Polyalkylimide implants consist of a compound of gel and water, according to background information in the article. They are used to improve the appearance of facial features such as the lips, cheeks, forehead and nasolabial folds, lines that develop between the nose and mouth. “According to the manufacturers information, polyalkylimide structures do not change over time and do not move or migrate,” the authors write. “In the early reports on polyalkylimide implant injections for cosmetic purposes, there were no significant signs of bioincompatibility [rejection of or reaction to the foreign material]. However, more recent evidence refutes these statements, and so the complete safety of polyalkylimide implant gels can no longer be assured.”

Jaume Alijotas-Reig, M.D., Ph.D., of Vall d'Hebron University Hospital and Autonomous University of Barcelona, Spain, and colleagues assessed 25 patients who developed adverse effects 12 months or longer (an average of 13.4 months) after polyalkylimide implant injection. These include swelling, hardening and swollen or tender nodules (skin lesions) near the injection site, as well as systemic effects such as fever, arthritis and dry eyes or mouth.

“Eight patients were previously injected with another implant,” the authors write. “Tender inflammatory nodules were seen in 24 patients. Systemic or distant manifestations appeared in six cases. Laboratory abnormalities were found in 20 cases. After an average of 21.3 months of follow-up, 11 patients appeared to be free of adverse effects and 10 still had recurrent bouts.”

The exact prevalence of these types of delayed adverse effects is unclear, the authors note. Many physicians may not report negative events, and the researchers do not have complete information about all patients injected with polyalkylimide implants in the given time period.

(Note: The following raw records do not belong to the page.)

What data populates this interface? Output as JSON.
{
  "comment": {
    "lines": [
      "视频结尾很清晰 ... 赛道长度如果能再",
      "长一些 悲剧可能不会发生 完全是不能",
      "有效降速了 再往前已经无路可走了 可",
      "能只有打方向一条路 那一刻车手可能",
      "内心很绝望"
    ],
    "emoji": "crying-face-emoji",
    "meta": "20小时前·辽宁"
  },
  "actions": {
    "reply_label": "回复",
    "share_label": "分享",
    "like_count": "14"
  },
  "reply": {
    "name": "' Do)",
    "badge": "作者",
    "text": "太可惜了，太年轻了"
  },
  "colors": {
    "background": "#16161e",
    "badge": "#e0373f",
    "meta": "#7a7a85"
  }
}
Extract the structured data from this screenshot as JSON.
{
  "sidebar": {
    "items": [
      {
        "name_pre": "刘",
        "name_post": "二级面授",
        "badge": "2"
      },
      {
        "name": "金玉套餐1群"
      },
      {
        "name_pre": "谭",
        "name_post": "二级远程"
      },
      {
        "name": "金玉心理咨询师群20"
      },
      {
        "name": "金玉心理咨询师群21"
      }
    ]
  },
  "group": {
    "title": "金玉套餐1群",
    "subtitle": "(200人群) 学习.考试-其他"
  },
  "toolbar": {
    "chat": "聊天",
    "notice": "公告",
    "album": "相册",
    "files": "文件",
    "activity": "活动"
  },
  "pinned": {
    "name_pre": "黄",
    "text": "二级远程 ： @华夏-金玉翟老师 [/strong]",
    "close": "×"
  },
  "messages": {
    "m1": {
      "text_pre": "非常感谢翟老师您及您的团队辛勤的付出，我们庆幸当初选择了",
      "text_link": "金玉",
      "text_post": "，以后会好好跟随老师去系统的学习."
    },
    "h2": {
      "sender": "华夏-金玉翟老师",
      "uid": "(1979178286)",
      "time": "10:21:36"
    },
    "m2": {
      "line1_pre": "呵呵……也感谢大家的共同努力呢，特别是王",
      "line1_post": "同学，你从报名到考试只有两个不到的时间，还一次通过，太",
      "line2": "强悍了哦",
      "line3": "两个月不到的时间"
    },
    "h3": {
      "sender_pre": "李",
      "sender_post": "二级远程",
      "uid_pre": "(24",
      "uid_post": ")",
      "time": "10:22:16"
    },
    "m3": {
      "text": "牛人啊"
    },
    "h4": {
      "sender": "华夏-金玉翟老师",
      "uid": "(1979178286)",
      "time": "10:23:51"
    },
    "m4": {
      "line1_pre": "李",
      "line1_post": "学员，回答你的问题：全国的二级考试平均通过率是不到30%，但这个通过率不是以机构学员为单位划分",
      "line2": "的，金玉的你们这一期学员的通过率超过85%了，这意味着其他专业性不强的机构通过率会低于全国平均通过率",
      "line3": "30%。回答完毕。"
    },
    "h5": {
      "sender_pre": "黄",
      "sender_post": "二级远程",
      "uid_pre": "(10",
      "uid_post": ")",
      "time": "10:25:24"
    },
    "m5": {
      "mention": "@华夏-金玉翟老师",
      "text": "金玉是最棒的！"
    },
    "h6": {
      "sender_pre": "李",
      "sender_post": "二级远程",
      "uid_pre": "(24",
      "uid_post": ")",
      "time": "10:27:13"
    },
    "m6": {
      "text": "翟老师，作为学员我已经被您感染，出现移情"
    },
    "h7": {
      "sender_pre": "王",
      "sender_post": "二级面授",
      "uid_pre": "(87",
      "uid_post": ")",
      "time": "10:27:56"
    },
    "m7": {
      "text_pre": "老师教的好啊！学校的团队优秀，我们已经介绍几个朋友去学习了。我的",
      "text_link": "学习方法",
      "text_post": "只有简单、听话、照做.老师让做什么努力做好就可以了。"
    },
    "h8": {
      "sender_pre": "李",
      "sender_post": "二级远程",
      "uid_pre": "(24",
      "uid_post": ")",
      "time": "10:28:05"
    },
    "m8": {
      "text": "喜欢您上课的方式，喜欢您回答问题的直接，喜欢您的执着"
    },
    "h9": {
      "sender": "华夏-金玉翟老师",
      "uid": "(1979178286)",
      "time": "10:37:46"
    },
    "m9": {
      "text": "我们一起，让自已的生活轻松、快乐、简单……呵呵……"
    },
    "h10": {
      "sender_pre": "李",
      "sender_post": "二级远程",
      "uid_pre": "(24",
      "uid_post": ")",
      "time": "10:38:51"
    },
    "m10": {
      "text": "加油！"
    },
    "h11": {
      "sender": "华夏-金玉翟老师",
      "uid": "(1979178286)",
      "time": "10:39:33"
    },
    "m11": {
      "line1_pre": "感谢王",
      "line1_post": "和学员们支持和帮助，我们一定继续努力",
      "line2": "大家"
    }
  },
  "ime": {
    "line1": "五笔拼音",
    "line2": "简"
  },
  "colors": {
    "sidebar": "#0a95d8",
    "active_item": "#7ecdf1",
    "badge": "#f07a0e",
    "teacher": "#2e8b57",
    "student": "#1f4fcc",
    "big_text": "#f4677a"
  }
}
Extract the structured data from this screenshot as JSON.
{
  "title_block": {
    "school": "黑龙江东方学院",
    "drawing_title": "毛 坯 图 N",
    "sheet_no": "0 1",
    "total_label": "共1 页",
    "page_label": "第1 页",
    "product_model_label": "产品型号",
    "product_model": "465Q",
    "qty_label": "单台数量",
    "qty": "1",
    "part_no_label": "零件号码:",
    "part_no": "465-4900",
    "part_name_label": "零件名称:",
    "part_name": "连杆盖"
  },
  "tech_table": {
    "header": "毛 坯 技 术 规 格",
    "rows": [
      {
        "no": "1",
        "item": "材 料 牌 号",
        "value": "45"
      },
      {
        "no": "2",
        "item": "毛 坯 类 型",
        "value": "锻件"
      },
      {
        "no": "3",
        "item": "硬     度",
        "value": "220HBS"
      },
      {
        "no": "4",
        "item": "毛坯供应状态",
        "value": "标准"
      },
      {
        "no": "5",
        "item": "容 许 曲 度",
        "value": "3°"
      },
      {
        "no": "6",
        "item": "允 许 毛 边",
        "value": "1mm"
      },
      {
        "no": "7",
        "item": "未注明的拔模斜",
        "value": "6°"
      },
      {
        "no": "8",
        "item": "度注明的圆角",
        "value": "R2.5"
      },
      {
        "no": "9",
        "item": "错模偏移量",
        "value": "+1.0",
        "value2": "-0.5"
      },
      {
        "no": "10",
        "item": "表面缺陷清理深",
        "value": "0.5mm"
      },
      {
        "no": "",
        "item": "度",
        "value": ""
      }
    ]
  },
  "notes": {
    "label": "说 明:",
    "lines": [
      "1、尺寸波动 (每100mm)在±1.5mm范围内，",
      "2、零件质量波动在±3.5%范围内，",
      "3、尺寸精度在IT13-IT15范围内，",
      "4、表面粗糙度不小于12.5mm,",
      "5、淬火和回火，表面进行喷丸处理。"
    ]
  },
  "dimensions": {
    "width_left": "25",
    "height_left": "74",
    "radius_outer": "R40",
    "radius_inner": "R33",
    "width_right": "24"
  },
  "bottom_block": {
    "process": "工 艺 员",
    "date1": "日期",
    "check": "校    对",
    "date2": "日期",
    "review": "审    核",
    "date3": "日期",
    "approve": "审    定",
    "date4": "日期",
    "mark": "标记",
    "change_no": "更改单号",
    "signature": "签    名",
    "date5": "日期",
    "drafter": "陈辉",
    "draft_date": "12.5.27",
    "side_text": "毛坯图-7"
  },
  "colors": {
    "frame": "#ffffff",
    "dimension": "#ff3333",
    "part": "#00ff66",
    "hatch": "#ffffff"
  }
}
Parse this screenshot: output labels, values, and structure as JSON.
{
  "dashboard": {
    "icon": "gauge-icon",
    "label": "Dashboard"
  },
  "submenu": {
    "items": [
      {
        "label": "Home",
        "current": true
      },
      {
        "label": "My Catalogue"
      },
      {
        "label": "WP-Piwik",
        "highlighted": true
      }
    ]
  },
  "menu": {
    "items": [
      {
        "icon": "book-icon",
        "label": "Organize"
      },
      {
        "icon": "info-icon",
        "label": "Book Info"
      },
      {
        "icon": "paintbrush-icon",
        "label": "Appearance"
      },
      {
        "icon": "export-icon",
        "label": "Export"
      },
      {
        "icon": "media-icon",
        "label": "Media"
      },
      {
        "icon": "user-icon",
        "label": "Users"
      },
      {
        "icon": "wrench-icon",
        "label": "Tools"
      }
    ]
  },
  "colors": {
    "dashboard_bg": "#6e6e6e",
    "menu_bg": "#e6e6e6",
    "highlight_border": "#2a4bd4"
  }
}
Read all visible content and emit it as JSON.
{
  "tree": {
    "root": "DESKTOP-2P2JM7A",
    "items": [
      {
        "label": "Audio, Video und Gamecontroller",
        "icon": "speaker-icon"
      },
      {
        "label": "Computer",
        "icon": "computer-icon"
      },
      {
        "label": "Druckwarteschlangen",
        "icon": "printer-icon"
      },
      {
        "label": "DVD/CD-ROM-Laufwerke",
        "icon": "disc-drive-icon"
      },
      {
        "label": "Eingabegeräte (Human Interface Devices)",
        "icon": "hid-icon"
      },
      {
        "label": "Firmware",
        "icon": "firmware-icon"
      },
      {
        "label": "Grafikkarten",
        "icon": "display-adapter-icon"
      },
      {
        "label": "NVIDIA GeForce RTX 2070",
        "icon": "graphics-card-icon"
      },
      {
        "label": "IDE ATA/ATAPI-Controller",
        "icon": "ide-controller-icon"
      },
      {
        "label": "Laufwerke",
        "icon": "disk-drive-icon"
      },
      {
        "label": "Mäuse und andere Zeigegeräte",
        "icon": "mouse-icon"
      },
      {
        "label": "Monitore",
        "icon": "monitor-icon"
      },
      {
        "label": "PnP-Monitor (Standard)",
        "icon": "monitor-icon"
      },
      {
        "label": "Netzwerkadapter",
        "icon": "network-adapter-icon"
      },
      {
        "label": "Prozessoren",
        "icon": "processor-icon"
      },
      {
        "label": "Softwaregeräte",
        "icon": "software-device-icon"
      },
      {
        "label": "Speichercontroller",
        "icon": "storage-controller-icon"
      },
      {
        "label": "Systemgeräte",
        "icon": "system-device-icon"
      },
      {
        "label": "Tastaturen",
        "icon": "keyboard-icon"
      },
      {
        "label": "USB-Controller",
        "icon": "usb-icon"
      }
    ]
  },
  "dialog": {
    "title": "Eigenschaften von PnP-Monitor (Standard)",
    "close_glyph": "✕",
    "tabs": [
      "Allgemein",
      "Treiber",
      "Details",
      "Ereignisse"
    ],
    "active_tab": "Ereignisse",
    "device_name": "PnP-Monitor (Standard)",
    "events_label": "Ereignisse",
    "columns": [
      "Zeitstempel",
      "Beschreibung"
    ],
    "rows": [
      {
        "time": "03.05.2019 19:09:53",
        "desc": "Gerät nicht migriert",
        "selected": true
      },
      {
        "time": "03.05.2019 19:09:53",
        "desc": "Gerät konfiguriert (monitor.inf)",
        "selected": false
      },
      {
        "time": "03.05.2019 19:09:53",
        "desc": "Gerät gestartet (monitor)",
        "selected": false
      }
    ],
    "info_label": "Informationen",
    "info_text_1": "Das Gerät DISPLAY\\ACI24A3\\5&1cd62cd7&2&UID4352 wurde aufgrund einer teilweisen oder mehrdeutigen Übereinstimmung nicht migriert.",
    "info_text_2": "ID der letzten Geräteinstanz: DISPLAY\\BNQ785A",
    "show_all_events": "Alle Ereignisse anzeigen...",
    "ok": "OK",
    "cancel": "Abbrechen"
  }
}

“Although infrequent, delayed, moderate to severe immune-mediated adverse effects may be caused by polyalkylimide implants, occasionally with systemic manifestations,” the authors conclude. “Perhaps in predisposed hosts, the use of more than one source of dermal filler may increase the risk of the onset of delayed immune-mediated reactions related to bioimplants.

“Considering the increased use of polyalkylimide implants in European countries and in the United States, physicians should be aware that intermediate or delayed adverse effects can occur with polyalkylimide implants just as they can with collagen, polyacrylamide, polylactic acid or methacrylate,” other compounds used as cosmetic fillers, they write.
(Arch Dermatol. 2008;144[5]:637-642. Available to the media pre-embargo at www.jamamedia.org).

Editor's Note: This study was supported in part by a grant from the Sociedad Española de Medicina y Cirugía Cosmética (SEMCC), Barcelona, Spain. Please see the article for additional information, including other authors, author contributions and affiliations, financial disclosures, funding and support, etc.